When Seth ground to a halt, Ranger bumped into him.
“Why can’t a woman apply for the job like a regular ranch hand? A short notice in the newspaper listing my requirements should have them lined up. All a woman has to do is show up with two legs, two breasts, and the ability to bear children. I don’t care if she’s as ugly as a stump or as wide as a barn. All I want is a woman to give me children.
“Why can’t women be more like horses? All you have to do is go out into a pasture and pick one. Why can’t people do that?” Grabbing the horse’s bridle, Seth glared into soft brown eyes. “Now what? Now where can I turn to find a woman?”
Ranger tossed his head skyward shaking Seth’s grip.
“What, even you can’t give a cowboy some advice? Tell me, whom should I turn to?”
Again, the horse lifted his head toward the heavens, whickering softly.
Seth’s eyes narrowed, and he looked toward the darkening sky where clouds had built a solid wall to the west. “You mean pray?” Seth ran a hand through his hair and considered the option. “You think He’ll help me?”
Nodding, Ranger stomped the ground with his right front hoof.
“Now?” Seth glanced around at the fields of prairie grass littered with cows. “Shouldn’t I do something like that in a church?” The nearest church was fifteen miles away. He could go there on Sunday.
Ranger shook his mane.
“You mean here?”
A snort and a nod were his answer.
With a sigh, Seth scraped his hat from his head and dropped to one knee. “I feel stupid.”
A nicker sounding suspiciously like laughter erupted from Ranger’s full equine lips.
“Can’t get no respect. Even from my damned horse.” He glared at Ranger. “I’m a desperate man. If praying will help, by God, I’ll do it. Despite your snickering.”
He dropped his chin and searched his memory for the fancy words he remembered from when he’d attended church as a child. Hell, the last time he was in a church was when he went with his mamma at least twenty-five years ago.
Twenty-five years and none of the words came to him. Nope. Nothing.
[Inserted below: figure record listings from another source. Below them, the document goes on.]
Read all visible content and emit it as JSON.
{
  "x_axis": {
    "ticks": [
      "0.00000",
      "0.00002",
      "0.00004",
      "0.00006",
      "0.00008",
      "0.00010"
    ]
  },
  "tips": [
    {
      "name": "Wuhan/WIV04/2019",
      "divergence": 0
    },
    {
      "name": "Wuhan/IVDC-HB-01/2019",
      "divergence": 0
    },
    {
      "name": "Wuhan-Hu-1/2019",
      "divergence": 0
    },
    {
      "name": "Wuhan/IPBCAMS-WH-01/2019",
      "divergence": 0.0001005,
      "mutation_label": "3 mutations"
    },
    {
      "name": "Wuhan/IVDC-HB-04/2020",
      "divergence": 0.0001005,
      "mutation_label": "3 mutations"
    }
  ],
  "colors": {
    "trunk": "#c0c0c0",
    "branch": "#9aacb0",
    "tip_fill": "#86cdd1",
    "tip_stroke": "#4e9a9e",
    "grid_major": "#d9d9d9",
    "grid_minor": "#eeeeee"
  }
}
Ranger nudged him with his soft muzzle.
“Okay, okay. I’m gettin’ to it.” Seth cleared his throat. “Dear Lord—” Lightning flashed, the glow penetrating Seth’s eyelids. “I know it’s been a while—” Thunder rumbled. “Okay, it’s been a long time. Nothin’ gets by you, does it?”
Another rumble shook the earth beneath Seth’s knee.
Ranger pawed the earth.
“If you could see it in your heart to send me a woman, I’d be much obliged.” His words ended in a rush. “There, I prayed.” Seth straightened and plunked his hat on his head.
A brilliant flash of lightning ripped through the clouds, skimming across the ground.
Seth jumped back as if the bolt aimed at him.
Ranger pushed Seth with his nose.
“Oh yeah, I forgot.” Seth dropped back down to one knee, tipped his hat and said, “Amen.”